The issue garnered mixed responses from brokerages as they weighed the company’s asset-light model and long-term growth prospects against its high valuations, which they see as a key risk for the issue.
Considering the TTM as of June 2021, adjusted BVPS of Rs 54.52 on the post-issue basis, the company is going to list at a Price to book value P/B of 10.58, with a market cap of more than Rs 4,8015 crore, said Marwadi Shares and Finance.
“The company has an asset-light and scalable business model, with operational experience and expertise. It has a unique DTP framework that enables it to serve the target market efficiently,” said the brokerage, giving it a ‘subscribe’ rating
The three-day IPO of Fino Payments Bank will kick off on Friday, October 29 and will run till Tuesday, November 2.
The payments bank, with no listed comparable peers, is eyeing to raise Rs 300 crore via the sale of fresh equity shares, whereas its promoter Fino Paytech will offload 1,56,02,999 equity shares worth Rs 900.29 crore.
The IPO is valued at 31.9x FY21 book value, which analysts find to be stretched. Fino Payments Bank generates over 95 per cent of its income through fees and commissions, and the future growth is primarily dependent on incremental wallet share digital payment opportunities in the country, said Reliance Securities.
“Digital payments are expected to cross Rs 3,500 trillion in FY25E and it is poised to see a healthy business opportunity in subsequent years in the backdrop of strong digital platform and resources built in the last couple of years,” the brokerage added but did not give any rating on the issue. The brokerage, however, added that current valuations do not leave much on the table for investors.

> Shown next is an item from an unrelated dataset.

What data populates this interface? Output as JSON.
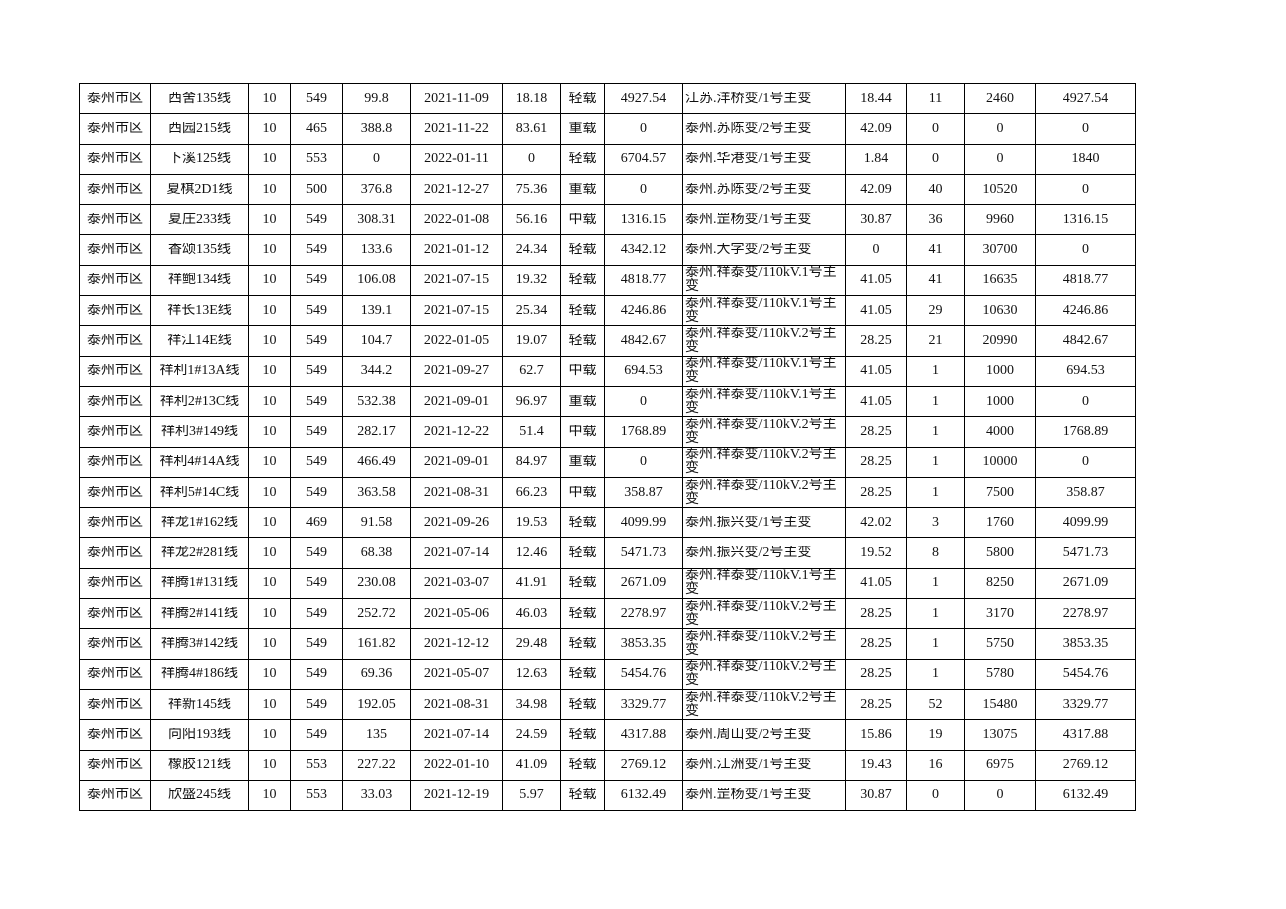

Fino Payments Bank has fixed retail quota at 10 per cent of the net offer. QIB quota is fixed at 75 per cent while the quota for NII investors is reserved at 15 per cent. The IPO includes a reservation of Rs 3 crore worth of shares for the company’s employees.
Fino Payments Bank is expected to list on November 12. The fintech bank turned profitable in the fourth quarter of FY20 and has consistently enhanced its profitability since.
Brokerage firm Religare Broking said, “Fino Bank operates an asset-light business model which is a merchant-led distribution model and requires minimal capital expenditure as the onboarding and setup costs are borne by the merchant. This helps in improving operating leverage and enabling expansion.”
Their focus will remain on innovating products, improving technology platforms, expanding geographical footprint and deeper penetration in the regions where they are currently present, enabling them to earn better revenues and profits, it added. Religare has a positive view on the company.
The company has appointed Axis Capital, CLSA India, ICICI Securities and Nomura Financial Advisory and Securities (India) to manage the issue.